Naturalmente, levar o cante para o mundo não é uma ideia consensual. Os mais cépticos argumentam que não é oportuna, pois se ainda agora foi o fado, e só o de Lisboa, alevantado a tal condição, talvez a quota lusitana nestas pequenas grandezas do mundo já esteja preenchida.

Para outros, mais ferozes na detracção, era só o que faltava virem agora os alentejanos pôr em risco o monopólio lisboeta em matéria de imaterialidade patrimonial. Ouçam um fadinho e bebam um copo, a ver se lhes passa.

Para os cínicos, tanto se lhes faz, e será uma boa ideia se daí vier algum bom proveito. Os mais cínicos dos cínicos, pensam mesmo que, com o fado e o tango já imaterializados e o cante a tentar fazê-lo, um dia destes alguém se lembra de propor também o fandango, provavelmente o único género musical do mundo com uma única composição no cardápio.

E é inevitável: os que são apenas vaidosos ficarão muito contentes por mais esta oportunidade para dar largas ao patriotismo de fim-de-semana. E os da política pensarão rapidamente na melhor maneira de traduzir a hipotética distinção em número de votos. Como diz a cantiga, “faz parte”.

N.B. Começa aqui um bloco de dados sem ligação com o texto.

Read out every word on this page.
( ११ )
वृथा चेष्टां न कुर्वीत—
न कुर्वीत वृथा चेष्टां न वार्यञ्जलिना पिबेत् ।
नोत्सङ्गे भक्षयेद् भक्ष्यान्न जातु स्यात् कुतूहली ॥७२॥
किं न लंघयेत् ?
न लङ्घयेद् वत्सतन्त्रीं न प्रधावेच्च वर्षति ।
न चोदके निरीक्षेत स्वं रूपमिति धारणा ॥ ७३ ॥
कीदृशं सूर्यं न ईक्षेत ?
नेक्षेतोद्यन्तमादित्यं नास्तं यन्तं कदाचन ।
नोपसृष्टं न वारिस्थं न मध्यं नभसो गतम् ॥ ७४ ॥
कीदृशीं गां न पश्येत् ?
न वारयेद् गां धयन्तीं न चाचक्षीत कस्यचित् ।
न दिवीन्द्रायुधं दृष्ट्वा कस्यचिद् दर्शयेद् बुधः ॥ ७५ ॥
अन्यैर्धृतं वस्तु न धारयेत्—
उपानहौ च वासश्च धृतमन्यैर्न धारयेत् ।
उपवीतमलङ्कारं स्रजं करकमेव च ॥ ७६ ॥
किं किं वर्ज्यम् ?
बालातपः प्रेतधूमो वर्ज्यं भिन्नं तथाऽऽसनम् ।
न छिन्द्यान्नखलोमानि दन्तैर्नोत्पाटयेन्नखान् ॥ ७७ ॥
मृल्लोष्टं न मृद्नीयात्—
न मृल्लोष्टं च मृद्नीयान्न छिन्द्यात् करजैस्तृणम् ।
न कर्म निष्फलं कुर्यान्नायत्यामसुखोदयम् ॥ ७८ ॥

Eu, que sou do mundo e em boa parte sou também da música, acho que ela, a música, é em si mesma, e por definição, património da Humanidade. Daí que, à primeira, tendo a encarar estes actos como algo redundantes e, frequentemente, dados sobretudo a alimentar as vaidades particulares e colectivas, dos indivíduos e das comunidades.

Mas é um facto que o cante alentejano possui uma história de muitas dignidades por trás. E é esse legado, acima de tudo, que deve ser preservado. Pela difusão do conhecimento, pela transmissão afectiva de proximidade, pela vontade de fazer mais, desde que melhor.

Oficializar o cante como parte do espírito do mundo não é uma ideia descabida, mas terá sobretudo um significado positivo na auto-estima de quem dele está mais próximo. E isso é bom, mas insuficiente. Ideal será que essa distinção, ou o sonho dela, seja um impulso para que o cante passe a fazer parte da vida de um maior número de pessoas, mas também que se mantenha fiel àquilo que é. E que não se banalize a ponto de um grupo de cantadores poder confundir-se alguma vez com um vulgar coral etílico – como já pude observar em certas ocasiões, felizmente poucas e com cidadãos de alentejanidade duvidosa.

É verdade que, por tolice, generosidade ou pudor, às vezes tendemos a aplaudir demasiado facilmente qualquer nova experimentação, sem antes cuidarmos de avaliar com justeza aquilo que nos é apresentado. É o que, em parte, está a acontecer com o fado, sujeito agora a uma dose de mediatização que se arrisca a afastar mais gente do que aquela que conquista. E é isso que, de todo, não se deseja para o cante. Património do mundo? Pois sim, desde que não deixe de ser nosso.